Under the direction of Artistic Associate Shannon Rush, this production will feature Ksenja Logos (The Dictionary of Lost Words and Gaslight) as Amanda and Kathyrn Adams (Antigone, Single Asian Female and Welcome to Your New Life) as Laura.
Director: Shannon Rush / Set and Costume Designer: Mark Thompson / Lighting Designer: Gavin Norris / Starring: Kathryn Adams, Ksenja Logos.
GREAT AUSTRALIAN BITES
By Piri Eddy, Anthony Nocera, Sarah Peters, Alex Vickery-Howe, Nicola Watson, Alexis West
Various dates between 23 Nov - 7 Dec
Odeon Theatre
A festival of new South Australian plays.
Across November and December, Great Australian Bites is a festival of never-performed-before works.
These new plays will be rehearsed over several days and read script-in-hand on the Odeon Theatre stage!
TRIGGERED by Alex Vickery-Howe
An idealistic journalist is forced to confront his politics, his morals and his tribe when his savage takedown of a stand-up comedian leads to an onstage shooting. A black comedy about the cancel culture age.
SPARE A THOUGHT FOR JANA WENDT by Nicola Watson
Three old friends reunite for a weekend away at an Airbnb, only to discover that they are not the only people occupying the house in this black comedy.
CULTURE SLAP by Alexis West
A theatricalized adventure following a Black woman stomping, tripping and fumbling her way through the often treacherous, healing process of protocol.
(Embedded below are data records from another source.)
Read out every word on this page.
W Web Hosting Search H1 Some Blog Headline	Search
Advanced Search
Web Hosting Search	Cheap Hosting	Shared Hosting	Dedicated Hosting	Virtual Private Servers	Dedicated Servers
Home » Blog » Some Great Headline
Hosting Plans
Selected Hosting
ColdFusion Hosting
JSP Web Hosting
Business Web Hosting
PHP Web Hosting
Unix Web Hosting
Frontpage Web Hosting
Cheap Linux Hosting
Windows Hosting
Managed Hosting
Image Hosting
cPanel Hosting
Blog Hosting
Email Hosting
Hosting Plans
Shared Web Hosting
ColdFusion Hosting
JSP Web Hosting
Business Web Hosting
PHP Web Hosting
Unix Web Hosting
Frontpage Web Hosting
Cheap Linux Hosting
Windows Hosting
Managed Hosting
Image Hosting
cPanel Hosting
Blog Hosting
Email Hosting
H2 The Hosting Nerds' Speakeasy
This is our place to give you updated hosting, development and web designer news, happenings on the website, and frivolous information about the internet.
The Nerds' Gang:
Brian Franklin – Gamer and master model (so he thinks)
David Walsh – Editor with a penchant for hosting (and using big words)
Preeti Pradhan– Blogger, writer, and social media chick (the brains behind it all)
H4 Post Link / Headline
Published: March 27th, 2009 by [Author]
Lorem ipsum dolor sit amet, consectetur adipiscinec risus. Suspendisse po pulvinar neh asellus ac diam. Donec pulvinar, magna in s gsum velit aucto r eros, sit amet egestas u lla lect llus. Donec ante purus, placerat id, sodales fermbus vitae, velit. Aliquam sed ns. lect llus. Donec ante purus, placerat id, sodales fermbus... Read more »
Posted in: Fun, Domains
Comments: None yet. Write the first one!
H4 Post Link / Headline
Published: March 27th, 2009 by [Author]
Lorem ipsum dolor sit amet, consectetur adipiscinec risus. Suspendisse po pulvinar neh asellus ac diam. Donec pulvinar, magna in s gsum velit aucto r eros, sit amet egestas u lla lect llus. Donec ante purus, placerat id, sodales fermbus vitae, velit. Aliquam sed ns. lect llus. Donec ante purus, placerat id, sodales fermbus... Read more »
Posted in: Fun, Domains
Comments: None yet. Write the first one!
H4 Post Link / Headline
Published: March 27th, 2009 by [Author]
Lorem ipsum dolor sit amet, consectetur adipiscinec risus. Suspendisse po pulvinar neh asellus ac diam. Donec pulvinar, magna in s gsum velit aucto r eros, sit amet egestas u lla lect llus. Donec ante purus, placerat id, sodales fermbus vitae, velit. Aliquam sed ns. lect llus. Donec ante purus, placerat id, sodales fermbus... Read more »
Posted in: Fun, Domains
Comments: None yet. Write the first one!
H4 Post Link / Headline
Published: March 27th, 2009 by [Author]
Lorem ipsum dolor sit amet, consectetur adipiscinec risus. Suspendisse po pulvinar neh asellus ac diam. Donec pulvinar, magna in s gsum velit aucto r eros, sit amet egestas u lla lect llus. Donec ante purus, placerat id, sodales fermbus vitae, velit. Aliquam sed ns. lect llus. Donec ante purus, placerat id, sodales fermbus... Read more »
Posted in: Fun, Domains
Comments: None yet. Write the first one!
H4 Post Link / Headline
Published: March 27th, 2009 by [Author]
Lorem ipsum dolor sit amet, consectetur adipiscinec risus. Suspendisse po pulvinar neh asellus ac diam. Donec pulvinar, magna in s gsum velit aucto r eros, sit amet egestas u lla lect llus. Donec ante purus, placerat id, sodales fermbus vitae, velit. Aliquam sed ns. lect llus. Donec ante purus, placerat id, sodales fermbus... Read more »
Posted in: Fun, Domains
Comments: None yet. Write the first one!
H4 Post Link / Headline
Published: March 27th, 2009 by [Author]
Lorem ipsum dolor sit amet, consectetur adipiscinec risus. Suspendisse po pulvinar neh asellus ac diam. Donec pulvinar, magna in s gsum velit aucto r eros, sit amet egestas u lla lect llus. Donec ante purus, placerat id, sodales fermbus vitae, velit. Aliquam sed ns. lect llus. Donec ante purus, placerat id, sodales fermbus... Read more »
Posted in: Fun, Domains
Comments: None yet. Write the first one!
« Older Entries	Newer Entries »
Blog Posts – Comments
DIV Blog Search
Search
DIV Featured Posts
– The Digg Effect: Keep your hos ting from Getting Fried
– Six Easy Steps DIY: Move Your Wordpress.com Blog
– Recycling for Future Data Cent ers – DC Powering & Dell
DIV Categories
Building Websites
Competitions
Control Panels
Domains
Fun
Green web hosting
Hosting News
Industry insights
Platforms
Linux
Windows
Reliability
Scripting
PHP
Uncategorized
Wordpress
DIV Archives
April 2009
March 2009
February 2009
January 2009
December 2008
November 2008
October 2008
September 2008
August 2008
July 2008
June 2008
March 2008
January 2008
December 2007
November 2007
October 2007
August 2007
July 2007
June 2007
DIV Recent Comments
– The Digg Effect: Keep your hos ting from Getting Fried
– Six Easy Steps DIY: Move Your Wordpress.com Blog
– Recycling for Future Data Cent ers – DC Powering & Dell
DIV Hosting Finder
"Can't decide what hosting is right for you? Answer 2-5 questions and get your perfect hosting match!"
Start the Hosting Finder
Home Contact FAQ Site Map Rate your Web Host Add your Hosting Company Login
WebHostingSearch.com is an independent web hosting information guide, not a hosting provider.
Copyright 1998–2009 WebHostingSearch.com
You get it wrong culturally - you’re gonna get a Culture Slap!
LOST SOCKS AND POLKA DOTS by Sarah Peters
Based on interviews with people living and working in residential aged care and their families, a one-person verbatim play about ageing, care, and the memories we keep of the people we love.
THE SPOIL by Pirie Eddy
When a nascent pathogen wreaks ecological havoc on the planet’s arable soil, the world’s food security is plunged into chaos. Working alone on her family’s old farm, a gifted biologist sifts through thousands and thousands of seeds - and the memories of her family - in search of something that might grow.
LOG BOY by Anthony Nocera
Based on a lived experience of grief, Log Boy sees two generations of gay men come face-to-face with the ghosts of their past before they lay their friend to rest. A cut-throat horror comedy about contemporary gay life that’s a little bit Scream, a little bit The Boys in the Band and a little bit Cruising.